How do I write a Traditional Statement of Work?

SOW Do's:

  • Clearly specify the requirements in order to permit the Government and the offerors to estimate the probable cost and to permit the offeror to determine the levels of expertise, manpower, and other resources needed to accomplish the task.
  • State the specific duties of the contractor in such a way that the contractor knows what is required and can complete all tasks to the satisfaction of the contract administration office.
  • Write specifics so that there is no question of whether the contractor is obligated to perform specific tasks.
  • Reference only the absolute minimum applicable specifications and standards needed. Invoke only those documents to the extent required to satisfy the existing requirements. (The tailoring of reference document requirements should result in a reduction to the overall costs otherwise incurred if all requirements stated in a document were invoked).
  • Separate general information from direction so that background information and suggested procedures are clearly distinguishable from contractor responsibilities.
  • Avoid directing how tasks are to be performed and state only the results that are required.

SOW Don'ts:

  • Specify technical proposal criteria or evaluation factors.
  • Establish a delivery schedule. However, the SOW may include significant milestones for clarity.
  • Impose on the contractor a Government format when a contractor format is acceptable.
  • Over specify. Specify only what is required and let the contractor establish the best method to fulfill the requirement.
  • Invoke in-house management instructions.
  • Use the SOW to establish or amend a specification.

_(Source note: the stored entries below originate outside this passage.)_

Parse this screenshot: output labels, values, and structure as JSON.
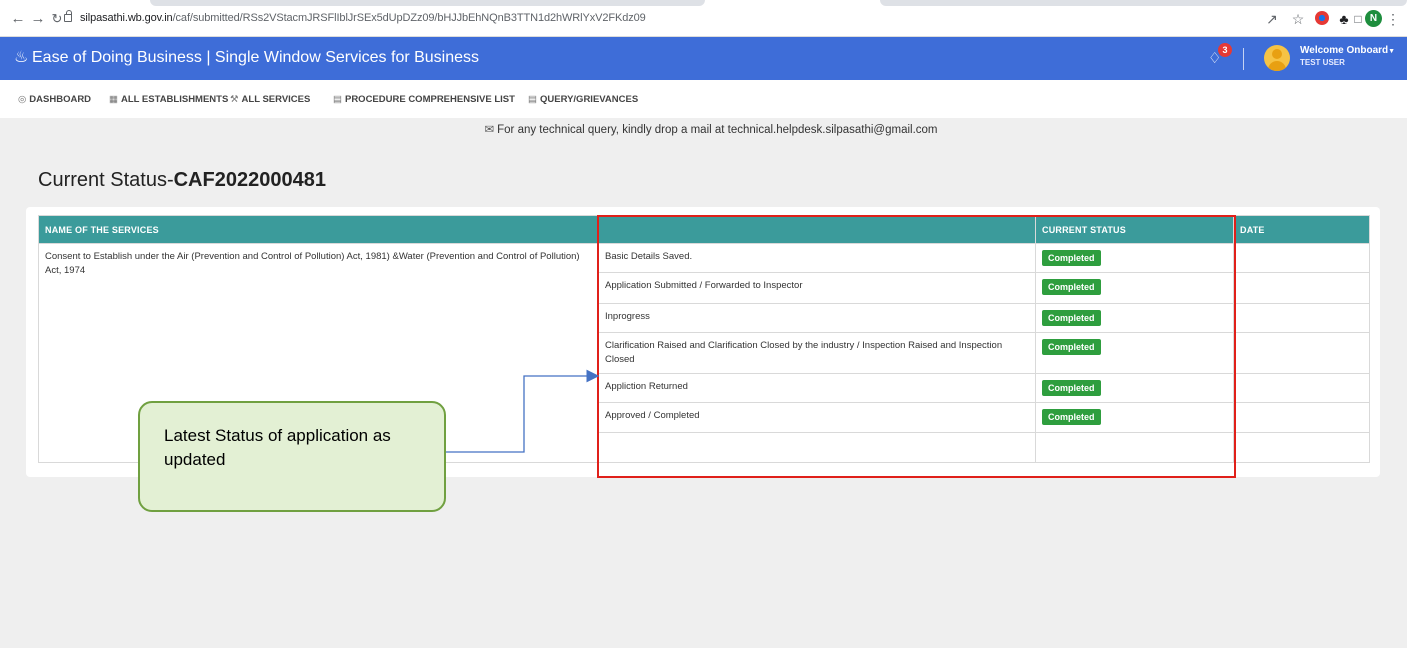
{
  "browser": {
    "url_host": "silpasathi.wb.gov.in",
    "url_path": "/caf/submitted/RSs2VStacmJRSFlIblJrSEx5dUpDZz09/bHJJbEhNQnB3TTN1d2hWRlYxV2FKdz09",
    "profile_initial": "N",
    "icons": [
      "back-icon",
      "forward-icon",
      "reload-icon",
      "lock-icon",
      "share-icon",
      "star-icon",
      "extension-icon",
      "puzzle-icon",
      "sidepanel-icon",
      "menu-icon"
    ]
  },
  "header": {
    "title": "Ease of Doing Business | Single Window Services for Business",
    "notification_count": "3",
    "welcome": "Welcome Onboard",
    "user": "TEST USER"
  },
  "nav": {
    "items": [
      {
        "label": "DASHBOARD",
        "icon": "dashboard-icon"
      },
      {
        "label": "ALL ESTABLISHMENTS",
        "icon": "building-icon"
      },
      {
        "label": "ALL SERVICES",
        "icon": "wrench-icon"
      },
      {
        "label": "PROCEDURE COMPREHENSIVE LIST",
        "icon": "list-icon"
      },
      {
        "label": "QUERY/GRIEVANCES",
        "icon": "list-icon"
      }
    ]
  },
  "helpdesk": {
    "text": "For any technical query, kindly drop a mail at technical.helpdesk.silpasathi@gmail.com"
  },
  "page": {
    "title_prefix": "Current Status-",
    "caf_id": "CAF2022000481"
  },
  "table": {
    "headers": {
      "service": "NAME OF THE SERVICES",
      "step": "",
      "status": "CURRENT STATUS",
      "date": "DATE"
    },
    "service_name": "Consent to Establish under the Air (Prevention and Control of Pollution) Act, 1981) &Water (Prevention and Control of Pollution) Act, 1974",
    "rows": [
      {
        "step": "Basic Details Saved.",
        "status": "Completed",
        "date": ""
      },
      {
        "step": "Application Submitted / Forwarded to Inspector",
        "status": "Completed",
        "date": ""
      },
      {
        "step": "Inprogress",
        "status": "Completed",
        "date": ""
      },
      {
        "step": "Clarification Raised and Clarification Closed by the industry / Inspection Raised and Inspection Closed",
        "status": "Completed",
        "date": ""
      },
      {
        "step": "Appliction Returned",
        "status": "Completed",
        "date": ""
      },
      {
        "step": "Approved / Completed",
        "status": "Completed",
        "date": ""
      },
      {
        "step": "",
        "status": "",
        "date": ""
      }
    ]
  },
  "callout": {
    "text": "Latest Status of application as updated"
  },
  "colors": {
    "header_blue": "#3e6dd8",
    "table_header_teal": "#3b9b9b",
    "badge_green": "#2e9e3e",
    "highlight_red": "#e0201a",
    "callout_fill": "#e3f0d4",
    "callout_border": "#70a040",
    "arrow_blue": "#4472c4"
  }
}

Be careful with word usage:

  • Overused words - When establishing the SOW for professional support services, the words and phrases "support" and "engineering and technical services" are commonly overused. "Support" is an ambiguous term. Specify the specific type of support needed. "Engineering and technical services" encompass a broad area of expertise. The SOW must state the minimal needs, even if it means broadening the work limitations to cover anticipated work tasks. For clarification, the SOW may include some examples of typical work to be done.
  • Ambiguity - Contractors and inspectors go by the letter of the SOW. For instance, an engineer intended to have a damaged roof edge repaired and repainted. In the SOW, he wrote, "match the roof edge," but did not specify "repaint." The contractors who did the work matched the existing roof edge, but refused to paint it. The inspector agreed with the contractor's interpretation of the SOW since the engineer had not adequately described what was intended. The writer and reviewers of a SOW have a responsibility to ensure that ambiguities do not exist in the final SOW.